The idea of fixed linguistic communities is a new one in India. There is scant evidence, at least in Bengal or Assam, of a fixed Bengali or Assamese linguistic identity that predates the arrival of the British and the Baptist missionaries in the 18th and 19th Centuries.
Linguistic identities were historically fluid. You will find many of the same surnames – Goswami, Talukdar, Choudhury, Chakraborty, Bhattacharjee, Das, Dutta, Bhuyan, Baruah etc – among both Assamese and Bengalis. Sharma and Mishra are surnames found among Assamese speakers as well as Hindi speakers of Uttar Pradesh and Bihar; Assamese Brahmins typically trace their origins to Kannauj.
The role of the colonial Census in fixing linguistic identities and turning them into causes of future conflict is poorly remembered.
Even to this day, linguistic identity remains in practice a fluid one. Assam knows this from the experience of the “new Assamese”, Bengali Muslim migrants who identified themselves as Assamese after Partition in the Census of 1951 – as a result of which Goalpara district remained with Assam rather than going to West Bengal during the reorganisation of states on linguistic lines.
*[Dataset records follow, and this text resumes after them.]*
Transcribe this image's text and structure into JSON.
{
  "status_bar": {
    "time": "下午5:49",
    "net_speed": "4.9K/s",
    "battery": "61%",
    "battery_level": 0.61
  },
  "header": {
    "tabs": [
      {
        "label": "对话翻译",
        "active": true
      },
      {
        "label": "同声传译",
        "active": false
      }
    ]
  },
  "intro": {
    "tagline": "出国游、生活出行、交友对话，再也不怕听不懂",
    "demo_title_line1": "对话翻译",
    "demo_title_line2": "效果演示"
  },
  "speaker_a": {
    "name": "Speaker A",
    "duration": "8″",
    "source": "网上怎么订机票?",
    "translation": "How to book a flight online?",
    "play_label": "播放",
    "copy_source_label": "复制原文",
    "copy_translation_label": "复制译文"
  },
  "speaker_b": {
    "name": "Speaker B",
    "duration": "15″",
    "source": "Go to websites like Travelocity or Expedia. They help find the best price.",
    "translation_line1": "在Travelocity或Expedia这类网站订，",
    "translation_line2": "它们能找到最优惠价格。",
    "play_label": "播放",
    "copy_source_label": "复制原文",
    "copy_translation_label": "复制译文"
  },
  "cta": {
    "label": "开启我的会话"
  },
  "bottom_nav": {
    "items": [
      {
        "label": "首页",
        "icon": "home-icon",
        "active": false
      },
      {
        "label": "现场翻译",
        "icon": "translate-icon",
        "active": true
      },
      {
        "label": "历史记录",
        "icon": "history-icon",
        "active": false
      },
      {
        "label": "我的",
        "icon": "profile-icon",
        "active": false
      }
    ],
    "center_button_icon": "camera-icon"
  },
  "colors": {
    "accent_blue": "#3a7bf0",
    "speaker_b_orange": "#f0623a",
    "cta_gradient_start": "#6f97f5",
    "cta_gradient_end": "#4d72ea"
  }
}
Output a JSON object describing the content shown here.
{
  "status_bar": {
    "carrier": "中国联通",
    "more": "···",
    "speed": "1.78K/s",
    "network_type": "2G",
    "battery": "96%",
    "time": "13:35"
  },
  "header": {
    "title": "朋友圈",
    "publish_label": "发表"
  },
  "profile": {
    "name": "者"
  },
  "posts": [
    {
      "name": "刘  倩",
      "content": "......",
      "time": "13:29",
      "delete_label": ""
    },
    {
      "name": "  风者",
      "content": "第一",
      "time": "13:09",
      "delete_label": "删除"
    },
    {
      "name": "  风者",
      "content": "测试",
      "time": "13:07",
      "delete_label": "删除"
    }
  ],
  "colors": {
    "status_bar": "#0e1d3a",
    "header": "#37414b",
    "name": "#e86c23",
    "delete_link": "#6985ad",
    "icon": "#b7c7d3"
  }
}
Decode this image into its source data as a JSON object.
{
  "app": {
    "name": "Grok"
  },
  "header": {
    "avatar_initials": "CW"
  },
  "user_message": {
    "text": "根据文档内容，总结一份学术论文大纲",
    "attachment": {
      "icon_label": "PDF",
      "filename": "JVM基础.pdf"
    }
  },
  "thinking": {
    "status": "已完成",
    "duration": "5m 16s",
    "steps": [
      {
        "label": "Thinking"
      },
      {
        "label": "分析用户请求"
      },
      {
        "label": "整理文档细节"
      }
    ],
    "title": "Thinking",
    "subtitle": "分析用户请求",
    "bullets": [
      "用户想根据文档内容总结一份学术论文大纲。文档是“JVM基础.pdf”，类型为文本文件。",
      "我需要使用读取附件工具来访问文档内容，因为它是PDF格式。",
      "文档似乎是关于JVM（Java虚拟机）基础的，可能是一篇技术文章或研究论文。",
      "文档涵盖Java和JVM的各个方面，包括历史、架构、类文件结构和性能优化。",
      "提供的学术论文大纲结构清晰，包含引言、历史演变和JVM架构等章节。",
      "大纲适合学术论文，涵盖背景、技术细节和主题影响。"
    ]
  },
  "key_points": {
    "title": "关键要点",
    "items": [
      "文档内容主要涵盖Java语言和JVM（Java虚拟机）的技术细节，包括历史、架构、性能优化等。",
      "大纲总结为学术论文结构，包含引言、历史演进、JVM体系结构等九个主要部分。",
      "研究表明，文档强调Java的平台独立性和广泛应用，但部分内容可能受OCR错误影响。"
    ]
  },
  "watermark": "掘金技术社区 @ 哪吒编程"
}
The best illustration of the living fluidity of linguistic identity comes from the only Indian state with a classical language not derived from Sanskrit. How many people would say Rajinikanth is not Tamil? His name before he became famous as Rajinikanth was Shivaji Rao Gaekwad. By descent, he is a Maratha. By citizenship and culture, he is Tamil. The National Register of Citizens is, as the name implies, meant to be national. If the exercise is ever conducted in Tamil Nadu, will Rajinikanth be considered “prima facie okay” to be a citizen of that state?